日々の生活や電子工作において、抵抗値の測定は必要不可欠な作業です。特に、回路設計や修理の場面では、小さな抵抗値、つまり「低抵抗」を正確に測る必要が出てきます。しかし、一般的なテスターでは、低抵抗の測定は意外と難しいもの。なぜなら、リード線の抵抗や接触抵抗の影響を受けやすいからです。今回は、低抵抗の測定に役立つ方法をわかりやすく解説します。
1. 4端子法(ケルビン測定法)
低抵抗測定の定番と言えるのが、4端子法です。これは、測定対象に電流を流すための2本の端子(電流端子)と、電圧を測定するための2本の端子(電圧端子)を使用する方法です。これにより、リード線や接触抵抗の影響を大幅に軽減できます。
- 原理: 電流端子から電流を流し、電圧端子で電圧を測定し、オームの法則(抵抗 = 電圧 / 電流)に基づいて抵抗値を計算します。
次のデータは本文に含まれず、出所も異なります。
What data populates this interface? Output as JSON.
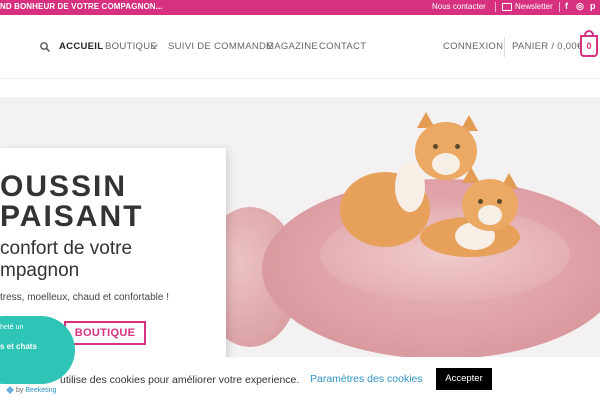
{
  "topbar": {
    "promo": "ND BONHEUR DE VOTRE COMPAGNON...",
    "contact": "Nous contacter",
    "newsletter": "Newsletter",
    "social": [
      "f",
      "◎",
      "p"
    ]
  },
  "header": {
    "nav": [
      "ACCUEIL",
      "BOUTIQUE",
      "SUIVI DE COMMANDE",
      "MAGAZINE",
      "CONTACT"
    ],
    "login": "CONNEXION",
    "cart": "PANIER / 0,00€",
    "cart_count": "0"
  },
  "hero": {
    "title_line1": "OUSSIN",
    "title_line2": "PAISANT",
    "subtitle_line1": "confort de votre",
    "subtitle_line2": "mpagnon",
    "description": "tress, moelleux, chaud et confortable !",
    "cta": "BOUTIQUE"
  },
  "popup": {
    "line1": "heté un",
    "line2": "s et chats"
  },
  "cookie": {
    "text": "utilise des cookies pour améliorer votre experience.",
    "settings": "Paramètres des cookies",
    "accept": "Accepter"
  },
  "beeketing": {
    "prefix": "by",
    "brand": "Beeketing"
  },
  "colors": {
    "accent": "#d6307e",
    "popup": "#2ec4b6",
    "link": "#2e93c6"
  }
}
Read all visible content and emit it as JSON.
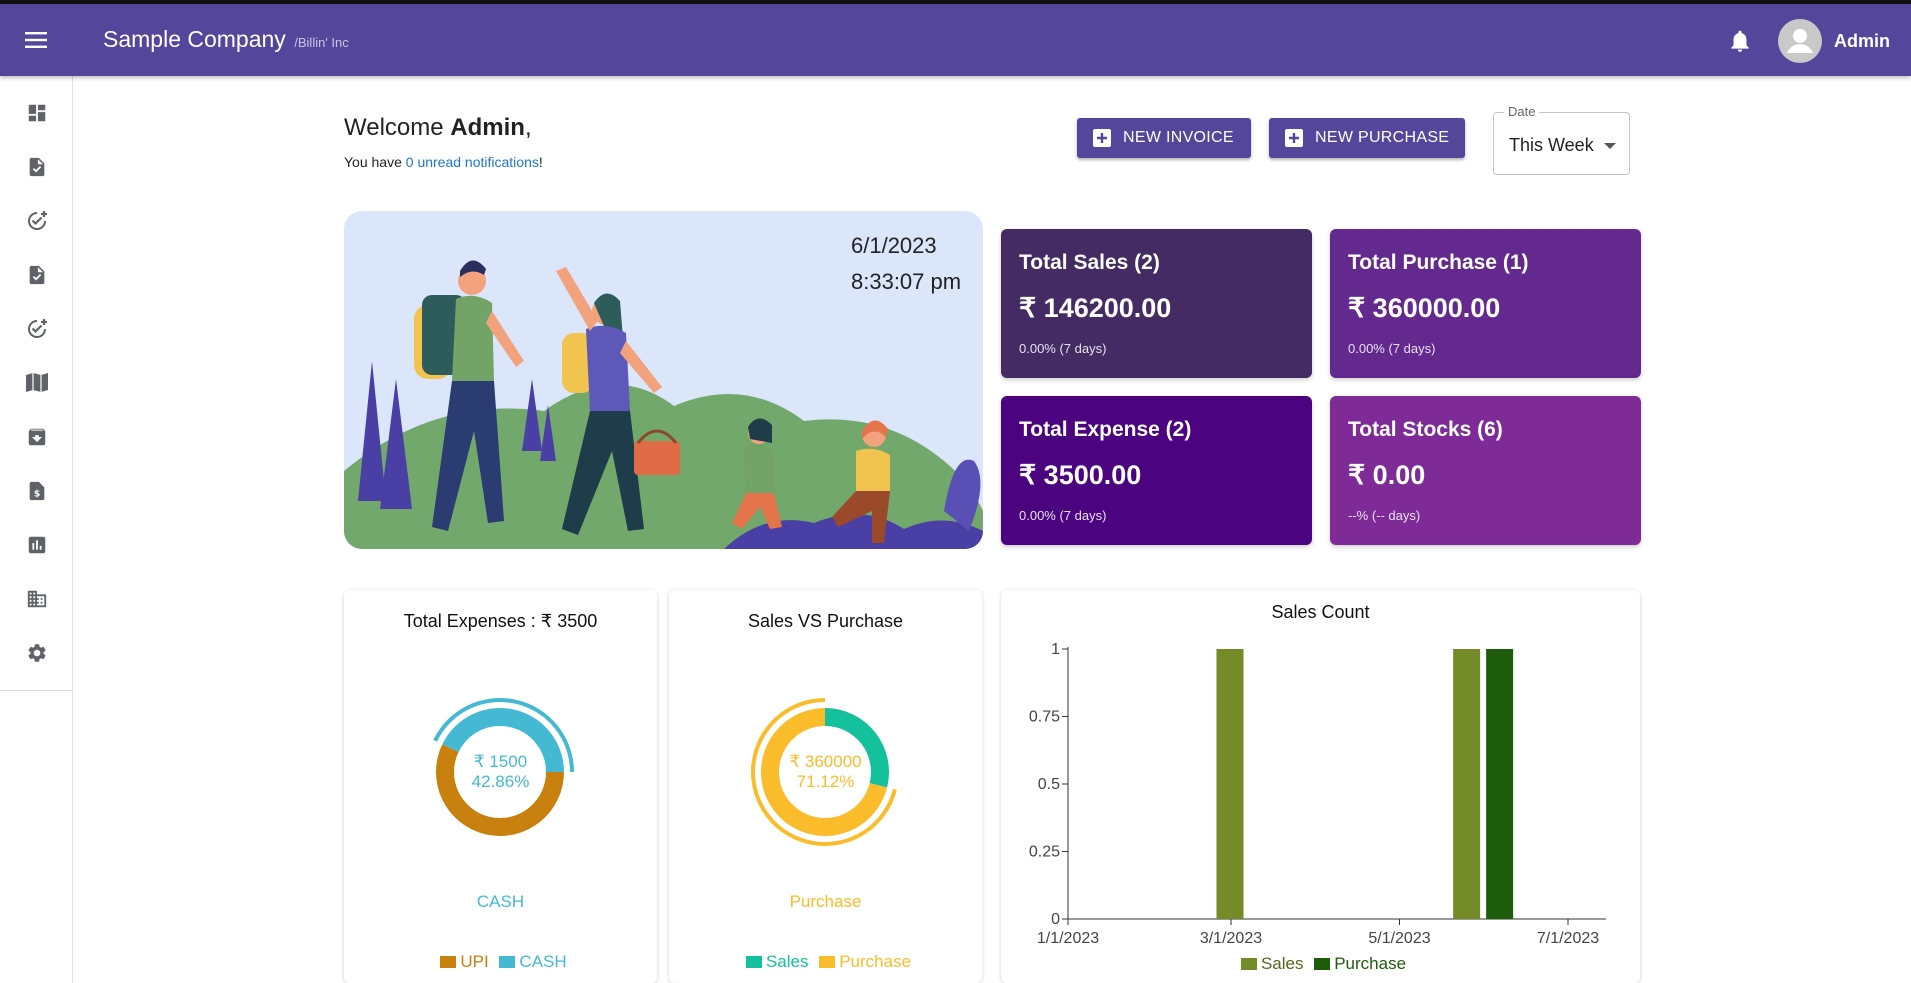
{
  "header": {
    "company": "Sample Company",
    "subtitle": "/Billin' Inc",
    "user": "Admin"
  },
  "icons": {
    "menu": "menu-icon",
    "bell": "bell-icon",
    "avatar": "user-avatar-icon",
    "sidebar": [
      "dashboard-icon",
      "invoice-icon",
      "add-check-icon",
      "purchase-icon",
      "add-check-icon",
      "book-icon",
      "archive-icon",
      "bill-icon",
      "report-icon",
      "business-icon",
      "settings-icon"
    ]
  },
  "welcome": {
    "prefix": "Welcome ",
    "name": "Admin",
    "suffix": ",",
    "notif_prefix": "You have ",
    "notif_link": "0 unread notifications",
    "notif_suffix": "!"
  },
  "actions": {
    "new_invoice": "NEW INVOICE",
    "new_purchase": "NEW PURCHASE"
  },
  "date_filter": {
    "label": "Date",
    "value": "This Week"
  },
  "hero": {
    "date": "6/1/2023",
    "time": "8:33:07 pm"
  },
  "stats": {
    "sales": {
      "title": "Total Sales (2)",
      "value": "₹ 146200.00",
      "change": "0.00% (7 days)"
    },
    "purchase": {
      "title": "Total Purchase (1)",
      "value": "₹ 360000.00",
      "change": "0.00% (7 days)"
    },
    "expense": {
      "title": "Total Expense (2)",
      "value": "₹ 3500.00",
      "change": "0.00% (7 days)"
    },
    "stocks": {
      "title": "Total Stocks (6)",
      "value": "₹ 0.00",
      "change": "--% (-- days)"
    }
  },
  "colors": {
    "appbar": "#53469b",
    "upi": "#c8800f",
    "cash": "#45b9d4",
    "sales": "#14c19c",
    "purchase": "#fbbc2b",
    "bar_sales": "#758b27",
    "bar_purchase": "#1c5c0a"
  },
  "expenses_chart": {
    "title": "Total Expenses : ₹ 3500",
    "center_value": "₹ 1500",
    "center_percent": "42.86%",
    "active_label": "CASH",
    "legend": [
      "UPI",
      "CASH"
    ]
  },
  "sales_purchase_chart": {
    "title": "Sales VS Purchase",
    "center_value": "₹ 360000",
    "center_percent": "71.12%",
    "active_label": "Purchase",
    "legend": [
      "Sales",
      "Purchase"
    ]
  },
  "sales_count_chart": {
    "title": "Sales Count",
    "legend": [
      "Sales",
      "Purchase"
    ]
  },
  "chart_data": [
    {
      "type": "pie",
      "title": "Total Expenses : ₹ 3500",
      "categories": [
        "UPI",
        "CASH"
      ],
      "values": [
        2000,
        1500
      ],
      "donut": true
    },
    {
      "type": "pie",
      "title": "Sales VS Purchase",
      "categories": [
        "Sales",
        "Purchase"
      ],
      "values": [
        146200,
        360000
      ],
      "donut": true
    },
    {
      "type": "bar",
      "title": "Sales Count",
      "x_ticks": [
        "1/1/2023",
        "3/1/2023",
        "5/1/2023",
        "7/1/2023"
      ],
      "y_ticks": [
        "0",
        "0.25",
        "0.5",
        "0.75",
        "1"
      ],
      "ylim": [
        0,
        1
      ],
      "series": [
        {
          "name": "Sales",
          "points": [
            {
              "x": "3/1/2023",
              "y": 1
            },
            {
              "x": "6/1/2023",
              "y": 1
            }
          ]
        },
        {
          "name": "Purchase",
          "points": [
            {
              "x": "6/1/2023",
              "y": 1
            }
          ]
        }
      ],
      "legend": "bottom"
    }
  ]
}
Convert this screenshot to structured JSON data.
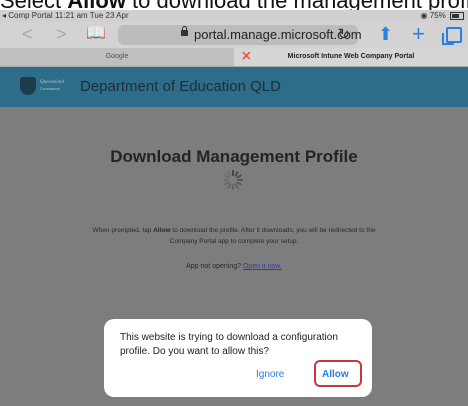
{
  "caption": {
    "prefix": "Select ",
    "bold": "Allow",
    "suffix": " to download the management profile."
  },
  "status_bar": {
    "back_app": "◂ Comp Portal",
    "time": "11:21 am",
    "date": "Tue 23 Apr",
    "battery": "75%"
  },
  "toolbar": {
    "url": "portal.manage.microsoft.com",
    "icons": [
      "back-icon",
      "forward-icon",
      "bookmarks-icon",
      "lock-icon",
      "reload-icon",
      "share-icon",
      "new-tab-icon",
      "tabs-icon"
    ]
  },
  "tabs": [
    {
      "label": "Google"
    },
    {
      "label": "Microsoft Intune Web Company Portal"
    }
  ],
  "header": {
    "logo_text": "Queensland",
    "logo_sub": "Government",
    "title": "Department of Education QLD"
  },
  "main": {
    "heading": "Download Management Profile",
    "instructions_1": "When prompted, tap ",
    "instructions_bold": "Allow",
    "instructions_2": " to download the profile. After it downloads, you will be redirected to the",
    "instructions_3": "Company Portal app to complete your setup.",
    "not_opening": "App not opening? ",
    "open_link": "Open it now."
  },
  "dialog": {
    "message": "This website is trying to download a configuration profile. Do you want to allow this?",
    "ignore_label": "Ignore",
    "allow_label": "Allow"
  },
  "colors": {
    "header_bg": "#2e6d8a",
    "accent": "#2a7fe0",
    "highlight": "#c43a3a",
    "overlay": "#7d7d7d"
  }
}
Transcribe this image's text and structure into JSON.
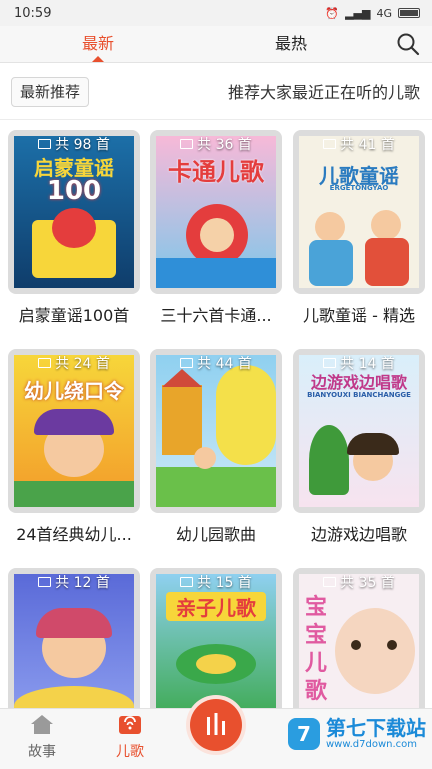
{
  "status": {
    "time": "10:59",
    "network": "4G"
  },
  "tabs": [
    {
      "label": "最新",
      "active": true
    },
    {
      "label": "最热",
      "active": false
    }
  ],
  "recommend": {
    "tag": "最新推荐",
    "description": "推荐大家最近正在听的儿歌"
  },
  "albums": [
    {
      "count": "共 98 首",
      "title": "启蒙童谣100首",
      "cover_text": "启蒙童谣",
      "cover_sub": "100",
      "colors": [
        "#1c6fa8",
        "#f7d63a"
      ]
    },
    {
      "count": "共 36 首",
      "title": "三十六首卡通...",
      "cover_text": "卡通儿歌",
      "cover_sub": "",
      "colors": [
        "#f2a1c8",
        "#e43d3d"
      ]
    },
    {
      "count": "共 41 首",
      "title": "儿歌童谣 - 精选",
      "cover_text": "儿歌童谣",
      "cover_sub": "ERGETONGYAO",
      "colors": [
        "#f5f1e4",
        "#6aaf3d"
      ]
    },
    {
      "count": "共 24 首",
      "title": "24首经典幼儿...",
      "cover_text": "幼儿绕口令",
      "cover_sub": "",
      "colors": [
        "#f7c63a",
        "#e86a2a"
      ]
    },
    {
      "count": "共 44 首",
      "title": "幼儿园歌曲",
      "cover_text": "",
      "cover_sub": "",
      "colors": [
        "#7bc4e8",
        "#e8a52a"
      ]
    },
    {
      "count": "共 14 首",
      "title": "边游戏边唱歌",
      "cover_text": "边游戏边唱歌",
      "cover_sub": "BIANYOUXI BIANCHANGGE",
      "colors": [
        "#c9e6f7",
        "#c0398a"
      ]
    },
    {
      "count": "共 12 首",
      "title": "",
      "cover_text": "",
      "cover_sub": "",
      "colors": [
        "#6f7fe0",
        "#f7b9c8"
      ]
    },
    {
      "count": "共 15 首",
      "title": "",
      "cover_text": "亲子儿歌",
      "cover_sub": "",
      "colors": [
        "#3aa84a",
        "#f7d63a"
      ]
    },
    {
      "count": "共 35 首",
      "title": "",
      "cover_text": "宝宝儿歌",
      "cover_sub": "",
      "colors": [
        "#f7e7ee",
        "#e05aa0"
      ]
    }
  ],
  "bottom_nav": [
    {
      "label": "故事",
      "active": false
    },
    {
      "label": "儿歌",
      "active": true
    }
  ],
  "watermark": {
    "name": "第七下载站",
    "url": "www.d7down.com",
    "logo": "7"
  },
  "accent_color": "#e8502e"
}
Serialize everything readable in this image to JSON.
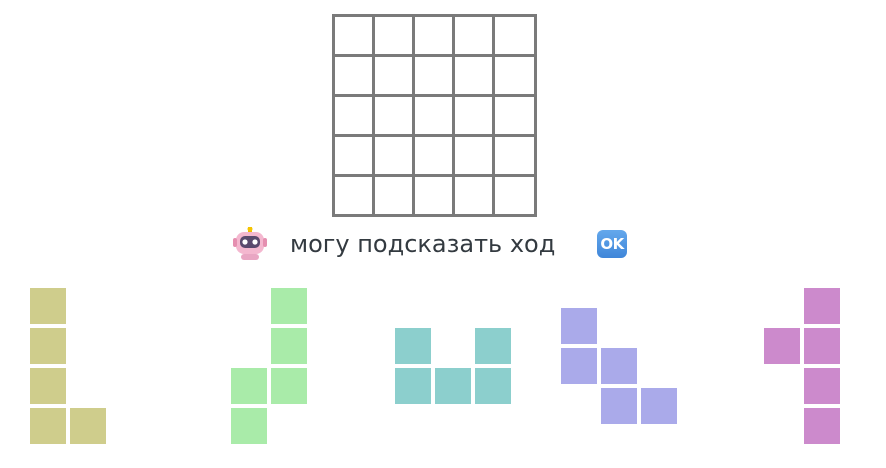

- 必要なもの: 4端子測定対応のデジタルマルチメーター(DMM)、測定対象物、4本のリード線。
- やり方: 4本のリード線を、測定対象の抵抗の両端に接続します。DMMで電流値と電圧値を測定し、抵抗値を計算します。
2. ドロップ電圧法
ドロップ電圧法は、比較的シンプルな方法です。これは、既知の電流を測定対象に流し、抵抗の両端の電圧降下を測定することで抵抗値を求める方法です。
- 原理: オームの法則を利用し、既知の電流と測定した電圧降下から抵抗値を計算します。
- 必要なもの: 電源、電流計、電圧計(またはDMM)、測定対象物、リード線、抵抗。
- やり方: 既知の抵抗と測定対象の抵抗を直列に接続し、回路に電流を流します。それぞれの抵抗の両端の電圧を測定し、抵抗値を計算します。
3. オームメーターのゼロ調整
一部のテスターには、抵抗測定時にリード線の抵抗を補正するためのゼロ調整機能が備わっています。
- 原理: リード線を接続し、ゼロ調整を行うことで、リード線の抵抗が相殺され、より正確な測定が可能になります。
- 必要なもの: テスター、測定対象物、リード線。
- やり方: テスターの抵抗測定レンジを選択し、リード線を短絡させます。テスターのゼロ調整機能を使って表示を「0」に合わせます。その後、測定対象にリード線を接続して抵抗値を測定します。
注意点・コツ
- 接触抵抗: リード線と測定対象の接触が悪いと、誤差が大きくなります。しっかりと接続し、接触不良を防ぎましょう。
- 環境: 温度変化は抵抗値に影響を与えます。高精度な測定が必要な場合は、温度変化の少ない環境で行いましょう。
- 測定器: 使用する測定器の精度も重要です。校正された測定器を使用し、定期的に校正を行うことをおすすめします。
- 安全: 電流を扱う際は、感電に注意し、安全な環境で作業してください。
まとめ
低抵抗の測定は、回路設計や電子工作において重要なスキルです。今回ご紹介した方法は、比較的簡単で実践しやすいものばかりです。状況に応じて適切な方法を選択し、正確な測定を行いましょう。これらの方法を習得することで、より精度の高い測定が可能になり、製作の幅が広がるはずです。